Kommentar zur EU-Flüchtlingspolitik : Mehr als ein Ost-West-Konflikt
Europa droht in der Flüchtlingsfrage an nationalen Egoismen zu zerbrechen. Was genau macht die viel beschworenen europäischen Werte aus?
W as ist von Europa noch übrig? Nicht viel, wie es scheint. Jetzt hat sich auch noch EU-Ratspräsident Donald Tusk auf die Seite jener Regierungen in Osteuropa geschlagen, die sich mit aller Macht gegen eine Aufnahme von Flüchtlingen stemmen.
Statt einen Kompromiss zu suchen, wie es seine Aufgabe als EU-Ratschef wäre, vertieft Tusk die Spaltung Europas und stellt Angela Merkel ein Bein.
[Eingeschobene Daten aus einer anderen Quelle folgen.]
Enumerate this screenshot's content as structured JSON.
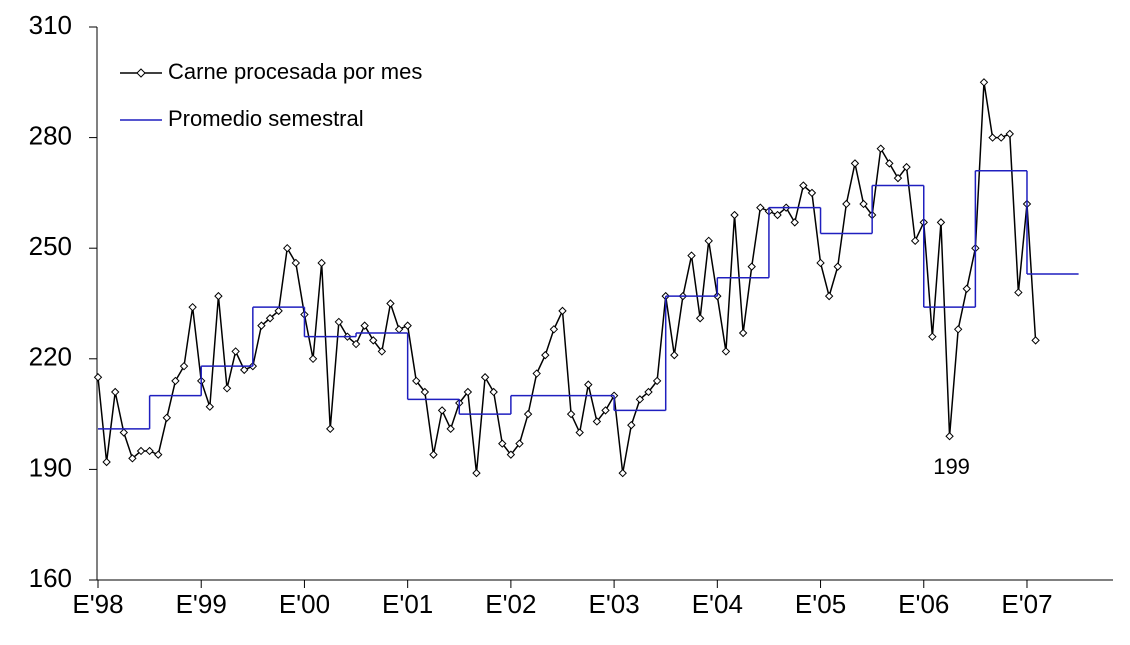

Die hatte am vergangenen Wochenende am Rande des EU-Türkei-Gipfels eine kleine Koalition der Willigen geschmiedet: Sie wollen bei der Aufnahme von Flüchtlingen mit gutem Beispiel vorangehen, bis zu eine halbe Million Flüchtlinge per Kontingent aus der Türkei nach Europa holen und sie über den Kontinent verteilen.
Aber schon der EU-Beschluss, 120.000 Flüchtlinge aus den überfüllten Lagern in Italien und Griechenland zu verteilen, geht vielen zu weit. Polens neue Regierung sieht sich nicht mehr daran gebunden, nach der Slowakei will auch Ungarn dagegen klagen. Und hinter den Kontingent-Plänen wittert Ungarns Regierungschef Viktor Orbán gar eine „Verschwörung“. Je mehr der Widerstand gegen Flüchtlinge wächst, desto mehr schmilzt das geplante Kontingent dahin – zuletzt war nur noch von 400.000 Flüchtlingen die Rede. Merkels ambitionierter Plan droht am neuen Ostblock zu zerschellen.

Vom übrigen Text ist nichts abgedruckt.